CGIS South, S153, 1730 Cambridge St., Cambridge, MA
Derek Penslar Pic

This talk employs Theodor Herzl’s relationship with eastern European Jewry as a case study of the social construction of charisma and the legitimization of leadership. There was considerable tension between Theodor Herzl and the Eastern European Zionist activists who had founded the Lovers of Zion movement more than a decade before Herzl burst upon the scene. They viewed Herzl with a mixture of veneration, envy, suspicion, and derision. According to the Russian Zionist leader Menachem Ussishkin, Herzl’s “greatest deficiency will be his most useful asset. He does not know the first thing about Jews.” Ussishkin’s snide opinion was shared by many of his colleagues, who formed within the Zionist Organization a loyal but rancorous opposition. Yet it was Herzl, not they, who captured the attention of the masses, dazzled them with his very strangeness, and replenished their self-esteem. Herzl’s position as a secular, assimilated, western Jew, alien to the world of traditional Jewish practice and culture, enhanced his charismatic appeal to Eastern European Jews who could never have accepted one of their own as he would have been all too familiar. Herzl’s legitimacy thus derived from the imagination and sentiment of his followers. Herzl’s sense of destiny and legitimacy, in turn, was nourished by the accolades of his followers, although intriguingly it was enhanced and not weakened by the intense criticism to which his leadership was constantly subjected.

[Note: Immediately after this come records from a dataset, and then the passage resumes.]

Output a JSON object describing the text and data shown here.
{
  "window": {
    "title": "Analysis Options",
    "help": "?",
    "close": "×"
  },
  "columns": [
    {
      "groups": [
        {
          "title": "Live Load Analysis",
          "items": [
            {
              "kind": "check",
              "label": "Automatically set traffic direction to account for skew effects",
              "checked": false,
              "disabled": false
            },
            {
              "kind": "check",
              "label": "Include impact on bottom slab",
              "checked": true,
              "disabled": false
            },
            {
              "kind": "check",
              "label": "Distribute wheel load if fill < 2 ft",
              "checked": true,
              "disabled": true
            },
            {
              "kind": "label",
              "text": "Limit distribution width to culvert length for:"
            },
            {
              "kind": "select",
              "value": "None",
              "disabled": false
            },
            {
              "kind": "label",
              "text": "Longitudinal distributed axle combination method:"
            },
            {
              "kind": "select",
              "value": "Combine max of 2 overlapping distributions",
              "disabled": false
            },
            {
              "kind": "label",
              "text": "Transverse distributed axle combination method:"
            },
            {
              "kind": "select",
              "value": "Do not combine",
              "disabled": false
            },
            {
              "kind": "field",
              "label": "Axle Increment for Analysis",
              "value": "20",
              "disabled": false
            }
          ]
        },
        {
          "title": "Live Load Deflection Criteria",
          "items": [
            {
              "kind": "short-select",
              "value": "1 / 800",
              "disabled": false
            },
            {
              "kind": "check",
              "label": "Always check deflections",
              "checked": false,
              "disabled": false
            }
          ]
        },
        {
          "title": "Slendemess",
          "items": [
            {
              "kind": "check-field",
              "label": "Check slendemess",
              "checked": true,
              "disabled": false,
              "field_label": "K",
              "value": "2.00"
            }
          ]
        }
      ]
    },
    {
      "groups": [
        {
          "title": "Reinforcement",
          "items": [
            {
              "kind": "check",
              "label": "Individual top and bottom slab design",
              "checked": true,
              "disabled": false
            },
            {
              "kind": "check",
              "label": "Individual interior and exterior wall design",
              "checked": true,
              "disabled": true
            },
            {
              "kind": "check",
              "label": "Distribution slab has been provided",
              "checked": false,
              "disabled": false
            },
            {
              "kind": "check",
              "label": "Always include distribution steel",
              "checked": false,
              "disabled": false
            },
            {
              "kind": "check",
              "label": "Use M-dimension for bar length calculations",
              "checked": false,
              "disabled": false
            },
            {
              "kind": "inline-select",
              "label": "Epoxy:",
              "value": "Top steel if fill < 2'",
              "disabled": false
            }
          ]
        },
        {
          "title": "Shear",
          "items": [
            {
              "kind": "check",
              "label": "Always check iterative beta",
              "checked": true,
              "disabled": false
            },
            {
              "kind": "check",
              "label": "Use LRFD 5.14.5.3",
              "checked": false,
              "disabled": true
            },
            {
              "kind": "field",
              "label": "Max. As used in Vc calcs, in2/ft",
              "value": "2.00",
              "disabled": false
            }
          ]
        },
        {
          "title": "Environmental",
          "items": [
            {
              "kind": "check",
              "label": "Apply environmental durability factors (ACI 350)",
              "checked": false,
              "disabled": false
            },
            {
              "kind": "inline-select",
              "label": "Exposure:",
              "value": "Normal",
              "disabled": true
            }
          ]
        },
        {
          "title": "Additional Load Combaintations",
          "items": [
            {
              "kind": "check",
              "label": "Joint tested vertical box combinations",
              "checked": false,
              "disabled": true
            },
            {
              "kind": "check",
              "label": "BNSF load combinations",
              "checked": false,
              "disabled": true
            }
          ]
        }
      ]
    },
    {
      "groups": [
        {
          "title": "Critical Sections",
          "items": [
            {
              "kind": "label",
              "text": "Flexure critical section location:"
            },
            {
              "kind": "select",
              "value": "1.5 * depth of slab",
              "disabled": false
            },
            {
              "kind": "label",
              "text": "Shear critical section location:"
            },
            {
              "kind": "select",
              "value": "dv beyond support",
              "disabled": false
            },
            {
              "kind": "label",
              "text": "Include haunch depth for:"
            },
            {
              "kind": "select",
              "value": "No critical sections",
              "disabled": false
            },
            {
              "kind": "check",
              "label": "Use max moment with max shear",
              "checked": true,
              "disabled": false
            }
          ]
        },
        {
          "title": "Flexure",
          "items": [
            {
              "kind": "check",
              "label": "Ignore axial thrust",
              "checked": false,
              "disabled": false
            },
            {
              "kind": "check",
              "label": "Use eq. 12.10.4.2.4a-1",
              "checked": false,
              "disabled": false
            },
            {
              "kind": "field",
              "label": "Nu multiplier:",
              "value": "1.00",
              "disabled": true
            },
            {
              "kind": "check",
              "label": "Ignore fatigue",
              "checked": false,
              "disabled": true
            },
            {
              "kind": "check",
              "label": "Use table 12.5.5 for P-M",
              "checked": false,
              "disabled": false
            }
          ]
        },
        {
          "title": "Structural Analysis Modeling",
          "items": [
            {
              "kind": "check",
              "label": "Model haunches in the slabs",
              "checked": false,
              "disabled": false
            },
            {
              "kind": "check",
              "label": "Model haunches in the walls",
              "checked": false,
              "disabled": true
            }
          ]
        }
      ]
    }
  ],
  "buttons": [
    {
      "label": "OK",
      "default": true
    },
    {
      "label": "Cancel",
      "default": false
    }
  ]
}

Derek J. Penslar is the Samuel Zacks Professor of Jewish History at the University of Toronto and the Stanley Lewis Visiting Professor of Israel Studies at the University of Oxford. He recently joined the Harvard History Department as a visiting professor and in 2018 will assume the William Lee Frost Chair in Jewish History. Penslar's research specialties are the history of modern European Jewry, Zionism, and the state of Israel. Penslar’s books include Zionism and Technocracy: The Engineering of Jewish Settlement in Palestine, 1870-1918 (1991); Shylock’s Children: Economics and Jewish Identity in Modern Europe (2001); Orientalism and the Jews (co-edited with Ivan Kalmar, 2004); Israel in History: The Jewish State in Comparative Perspective (2006); The Origins of the State of Israel 1882-1948: A Documentary History (with Eran Kaplan, 2011); and Jews and the Military: A History (2013). Penslar is currently writing a biography of Theodor Herzl for Yale University Press’ Jewish Lives series and a book titled Zionism: An Emotional State, for Rutgers University Press’ series on Keywords in Jewish Studies. 

Speaker(s): 
Derek Penslar, Samuel Zacks Professor of Jewish History; University of Toronto; Stanley Lewis Visiting Professor of Israel Studies, University of Oxford; Visiting Professor, Department of History, Harvard University

Sponsored by the Davis Center for Russian and Eurasian Studies.